Petit, Vanessa W., Rolland, Jean-Luc, Blond, Alain, Cazevieille, Chantal, Djediat, Chakib, Peduzzi, Jean, Goulard, Christophe, Bachère, Evelyne, Dupont, Joëlle, Destoumieux-Garzón, Delphine, Rebuffat, Sylvie
Biochimica et biophysica acta 2016 v.1860 no.3 pp. 557-568
Fusarium oxysporum, Litopenaeus vannamei, antimicrobial peptides, cell walls, cytoplasm, dextran, fluorescence, fungal spores, fungi, hemocyanin, homeostasis, hyphae, immunochemistry, mechanism of action, minimum inhibitory concentration, nuclear magnetic resonance spectroscopy, pathogens, permeability, plasma membrane, shrimp
Hemocyanins are respiratory proteins with multiple functions. In diverse crustaceans hemocyanins can release histidine-rich antimicrobial peptides in response to microbial challenge. In penaeid shrimp, strictly antifungal peptides are released from the C-terminus of hemocyanins.The three-dimensional structure of the antifungal peptide PvHCt from Litopenaeus vannamei was determined by NMR. Its mechanism of action against the shrimp pathogen Fusarium oxysporum was investigated using immunochemistry, fluorescence and transmission electron microscopy.PvHCt folded into an amphipathic α-helix in membrane-mimicking media and displayed a random conformation in aqueous environment. In contact with F. oxysporum, PvHCt bound massively to the surface of fungal hyphae without being imported into the cytoplasm. At minimal inhibitory concentrations, PvHCt made the fungal membrane permeable to SYTOX-green and fluorescent dextran beads of 4kDa. Higher size beads could not enter the cytoplasm. Therefore, PvHCt likely creates local damages to the fungal membrane. While the fungal cell wall appeared preserved, gradual degeneration of the cytoplasm most often resulting in cell lysis was observed in fungal spores and hyphae.

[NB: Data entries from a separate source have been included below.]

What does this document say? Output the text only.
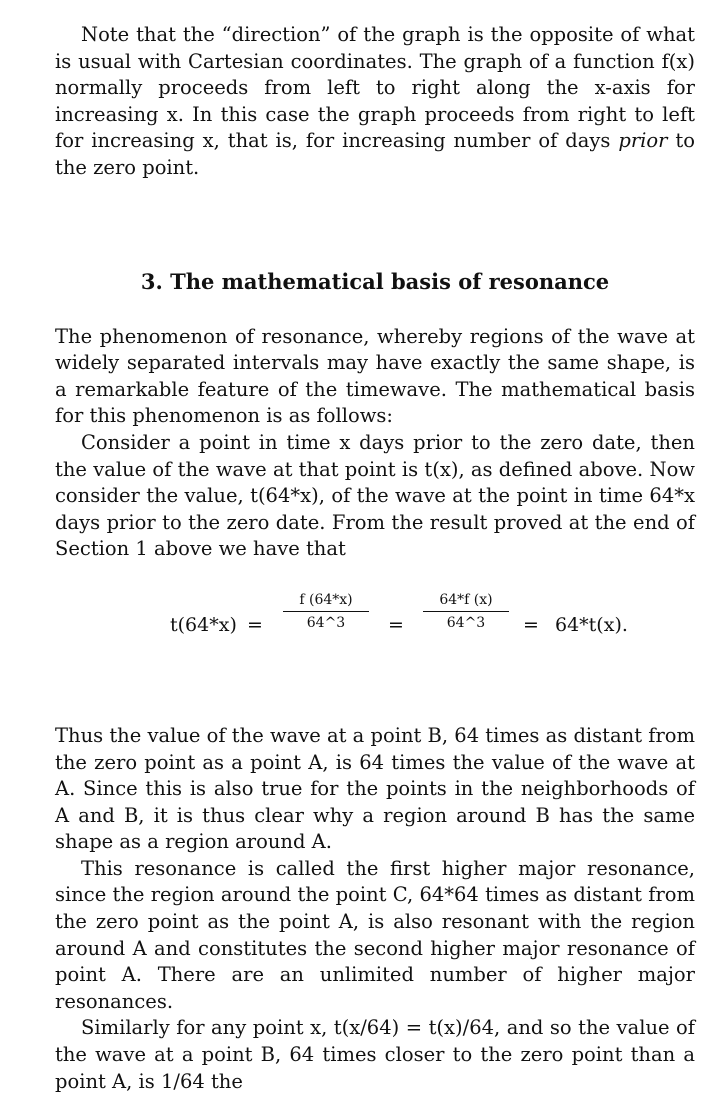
Note that the “direction” of the graph is the opposite of what is usual with Cartesian coordinates. The graph of a function f(x) normally proceeds from left to right along the x-axis for increasing x. In this case the graph proceeds from right to left for increasing x, that is, for increasing number of days prior to the zero point.

3. The mathematical basis of resonance

The phenomenon of resonance, whereby regions of the wave at widely separated intervals may have exactly the same shape, is a remarkable feature of the timewave. The mathematical basis for this phenomenon is as follows:

Consider a point in time x days prior to the zero date, then the value of the wave at that point is t(x), as defined above. Now consider the value, t(64*x), of the wave at the point in time 64*x days prior to the zero date. From the result proved at the end of Section 1 above we have that

$t(64*x) = \frac{f (64*x)}{64\^{}3} = \frac{64*f (x)}{64\^{}3} = 64*t(x)$.

Thus the value of the wave at a point B, 64 times as distant from the zero point as a point A, is 64 times the value of the wave at A. Since this is also true for the points in the neighborhoods of A and B, it is thus clear why a region around B has the same shape as a region around A.

This resonance is called the first higher major resonance, since the region around the point C, 64*64 times as distant from the zero point as the point A, is also resonant with the region around A and constitutes the second higher major resonance of point A. There are an unlimited number of higher major resonances.

Similarly for any point x, t(x/64) = t(x)/64, and so the value of the wave at a point B, 64 times closer to the zero point than a point A, is 1/64 the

In the remaining fungal cells, PvHCt induced a protective response by the formation of daughter hyphae.The massive accumulation of PvHCt at the surface of fungal hyphae and subsequent insertion into the plasma membrane disrupt its integrity as a permeability barrier, leading to disruption of internal homeostasis and fungal death.The histidine-rich antimicrobial peptide PvHCt derived from shrimp hemocyanin is a strictly antifungal peptide, which adopts an amphipathic α-helical structure, and selectively binds to and permeabilizes fungal cells.